国を支えるのは国民であり,合計特殊出生率が一・三くらいしかないことを考えると,日本の超高齢社会では,生まれる子どもが急激に減り,高齢者が多くなって,国民皆保険制度を保てなくなるだろうと危惧するわけです.
労働分配率を昔のように上げ,個人所得を多くすれば,国内の経済効果もあり,雇用や社会も安定してきますので,医療や社会福祉を守るためにも,今,いちばん考えなければいけないのは,国民の労働条件をよくすることです.
ただ,日医が一生懸命提言しても,日医だけで出来るわけではなく,むしろ経団連や労働組合などが一緒になって,政府と雇用対策を練り,社会保障全体のなかで医療制度を続けていかなければいけないという認識を,皆で共有する時期に来ていると思います.
一方で,科学の発展によって,不可能と思われていた病気が治る時代になりました.この科学の発展を国民皆保険制度のなかに取り入れ,国民全員が享受出来る社会にしなくてはならないと思うのです.現実問題としては限られた資源ということで,今までは経済は関係ないと思われていた先生方も,今後の大きな課題として,一緒に考えていただきたいと思います.
矢 本当にそうですね.
原中 子ども手当ての金額を増やすより,むしろ保育所など,子どもを育てる環境を整備したほうがよいのではないかという意見も出てきました.
今,急激に子どもが少なくなっているのは日本,韓国,イタリアです.イタリアはお金があれば産みたい,子どもが欲しいという若い人が多いのですが,日本と韓国は子どもは要らないという人が多いのです.
矢 よく“M字カーブ”と言いますね.日本では,医師もそうですが,女性が出産,育児で社会から離れてしまいますが,外国ではそういうことがありません.M字カーブがありながら少子化というのはおかしいわけで,労働力を確保するには,保育所などを整備し,M字カーブをなくすのが理想ですけれども.
昨年末,九州で,国立病院の先生方と話した時に,「九州の男性はわがままなのではないですか?」と聞いたところ,「女性は家にいないといかん」と.やはり,日本古来の亭主関白,もう実権はほとんどないのですが(笑),表面上はそういう感覚が残っていますね.
もしかすると韓国も儒教の影響で父権主義といったところがあるのでしょうか.「保育所をつくっても,男性の意識が変わらないとだめではないか」と話していたのです.
原中 最近では,女性も自立心が強くなり,生活力もある.一方で,介護は在宅でといった経済優先の政策がありますが,そうなったら,今,社会に出て働いている女性が家庭の中に入らなければいけなくなる可能性があります.これは,私は批判的に見ています.
実は,私はニューヨークのスローンケタリングがん研究所にいた時,実際にアメリカ社会で生活したのですが,炊事などの家事も,皆,夫婦が交代でやっているのですね.日本では,料理が出来ない男性がほとんどでしょうから,絶対に無理だろうと感じました.

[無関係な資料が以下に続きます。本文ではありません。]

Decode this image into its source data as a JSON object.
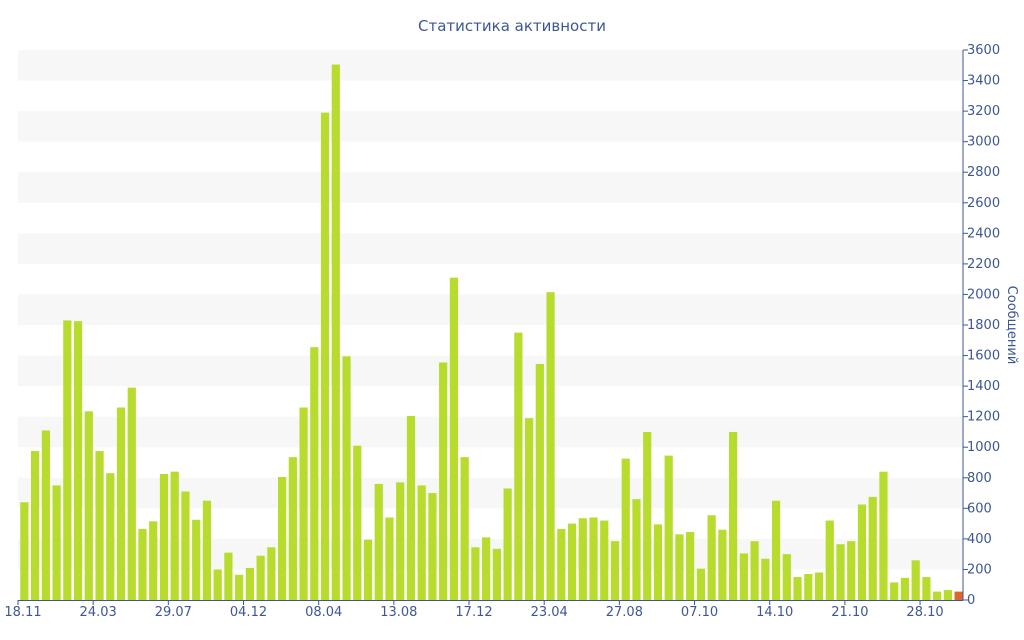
{
  "chart_data": {
    "type": "bar",
    "title": "Статистика активности",
    "xlabel": "",
    "ylabel": "Сообщений",
    "y_axis_position": "right",
    "ylim": [
      0,
      3600
    ],
    "y_ticks": [
      0,
      200,
      400,
      600,
      800,
      1000,
      1200,
      1400,
      1600,
      1800,
      2000,
      2200,
      2400,
      2600,
      2800,
      3000,
      3200,
      3400,
      3600
    ],
    "grid": "alternating horizontal bands",
    "legend": "none",
    "x_tick_labels": [
      {
        "label": "18.11",
        "index": 0
      },
      {
        "label": "24.03",
        "index": 7
      },
      {
        "label": "29.07",
        "index": 14
      },
      {
        "label": "04.12",
        "index": 21
      },
      {
        "label": "08.04",
        "index": 28
      },
      {
        "label": "13.08",
        "index": 35
      },
      {
        "label": "17.12",
        "index": 42
      },
      {
        "label": "23.04",
        "index": 49
      },
      {
        "label": "27.08",
        "index": 56
      },
      {
        "label": "07.10",
        "index": 63
      },
      {
        "label": "14.10",
        "index": 70
      },
      {
        "label": "21.10",
        "index": 77
      },
      {
        "label": "28.10",
        "index": 84
      }
    ],
    "colors": {
      "bar": "#b7dc2d",
      "current_bar": "#e0652b",
      "axis": "#3e5793",
      "band": "#f7f7f7"
    },
    "values": [
      640,
      975,
      1110,
      750,
      1830,
      1825,
      1235,
      975,
      830,
      1260,
      1390,
      465,
      515,
      825,
      840,
      710,
      525,
      650,
      200,
      310,
      165,
      210,
      290,
      345,
      805,
      935,
      1260,
      1655,
      3190,
      3505,
      1595,
      1010,
      395,
      760,
      540,
      770,
      1205,
      750,
      700,
      1555,
      2110,
      935,
      345,
      410,
      335,
      730,
      1750,
      1190,
      1545,
      2015,
      465,
      500,
      535,
      540,
      520,
      385,
      925,
      660,
      1100,
      495,
      945,
      430,
      445,
      205,
      555,
      460,
      1100,
      305,
      385,
      270,
      650,
      300,
      150,
      170,
      180,
      520,
      365,
      385,
      625,
      675,
      840,
      115,
      145,
      260,
      150,
      55,
      65,
      55
    ],
    "highlight_last": true
  }
}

もう一つ感じたのは,医師になるとはどういうことかという意識の違いが,男女を問わずあるということです.日本のある方のお孫さんが,UCLAの医学部を不合格になった.そのお父様から聞いたのですが,面接の時,「あなたは今まで人に保護されて,やりたいことをすべてやってきた.少なくとも他人のことを考えたことがないでしょう.もし医師になりたかったら,一年間ボランティアをしてきなさい.そうすれば,あなたの成績なら入れますよ」と言われたというのです.日本の場合には,試験の成績が優秀であれば入れるわけで,こういう意識があるかということですね.
女性の場合も,外国では,自分は将来小児科のこういう分野をやりたいといった,卒業後のイメージを持って入る人が多いのですが,日本の場合には働く女性医師のための環境整備が不十分で,結婚・出産後に,もろもろの事情により家庭に入ってしまう例が多い.今後考えていかないといけないと思いますね.

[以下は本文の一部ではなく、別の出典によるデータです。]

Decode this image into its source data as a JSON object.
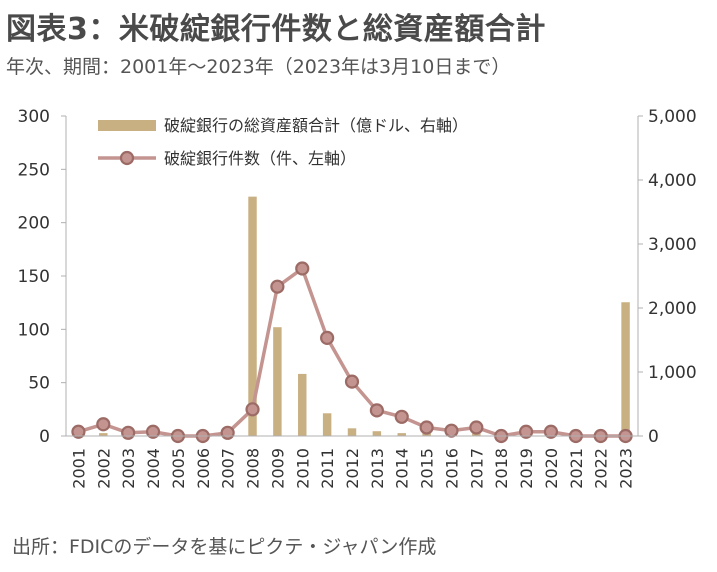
{
  "header": {
    "title": "図表3：米破綻銀行件数と総資産額合計",
    "subtitle": "年次、期間：2001年～2023年（2023年は3月10日まで）"
  },
  "footer": {
    "source": "出所：FDICのデータを基にピクテ・ジャパン作成"
  },
  "chart_data": {
    "type": "bar",
    "categories": [
      "2001",
      "2002",
      "2003",
      "2004",
      "2005",
      "2006",
      "2007",
      "2008",
      "2009",
      "2010",
      "2011",
      "2012",
      "2013",
      "2014",
      "2015",
      "2016",
      "2017",
      "2018",
      "2019",
      "2020",
      "2021",
      "2022",
      "2023"
    ],
    "series": [
      {
        "name": "破綻銀行の総資産額合計（億ドル、右軸）",
        "type": "bar",
        "axis": "right",
        "color": "#c9b083",
        "values": [
          20,
          45,
          10,
          15,
          0,
          0,
          25,
          3740,
          1700,
          970,
          355,
          120,
          75,
          45,
          70,
          5,
          45,
          0,
          5,
          4,
          0,
          0,
          2090
        ]
      },
      {
        "name": "破綻銀行件数（件、左軸）",
        "type": "line",
        "axis": "left",
        "color": "#c49490",
        "marker_color": "#9c6b66",
        "values": [
          4,
          11,
          3,
          4,
          0,
          0,
          3,
          25,
          140,
          157,
          92,
          51,
          24,
          18,
          8,
          5,
          8,
          0,
          4,
          4,
          0,
          0,
          0
        ]
      }
    ],
    "left_axis": {
      "ylim": [
        0,
        300
      ],
      "ticks": [
        "0",
        "50",
        "100",
        "150",
        "200",
        "250",
        "300"
      ]
    },
    "right_axis": {
      "ylim": [
        0,
        5000
      ],
      "ticks": [
        "0",
        "1,000",
        "2,000",
        "3,000",
        "4,000",
        "5,000"
      ]
    },
    "grid": false,
    "legend_position": "top"
  }
}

今年はまず,総会を成功させることが,先生の第一の目標だと思いますが,そのほかに今年の抱負は何かありますか.
矢 総会では,一般の方々に医療を理解していただくための博覧会には五十万人の参加を目標にしておりますし,学術集会には三万人以上のご参加をいただければと思います.
メインテーマにも書かせていただきましたが,新しい医学・医療の進歩は,人々の,あるいは一人ひとりの命を救う,それによって地球の未来も開いていくということで,地球全体の環境保全とか発展を含めても,やはり医療が最も重要な社会基盤ではないかと思います.

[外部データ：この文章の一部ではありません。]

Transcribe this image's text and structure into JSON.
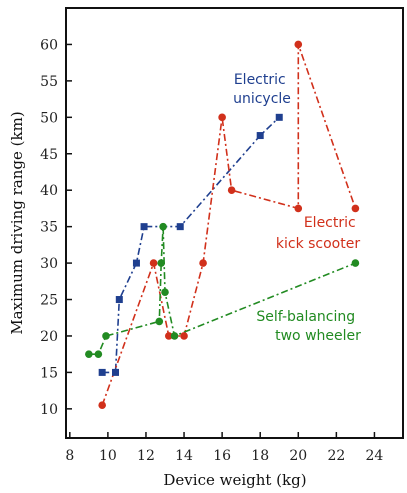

しかし,医学・医療というのは,社会との関連が幅広く,また密接で,社会や経済状況,あるいは政策の影響を受けますので,社会の皆さんに理解し,信頼していただき,それによって発展するという,「理解・信頼・発展」というキーワードで,医学会総会もそうですけれども,今後も,よりよき医療のために私も努力していきたいと思っています.
最後にお願いですが,日医会員の先生方が私どもの趣旨にご賛同いただき,一人でも多くご参加くださいますよう,よろしくお願い申し上げます.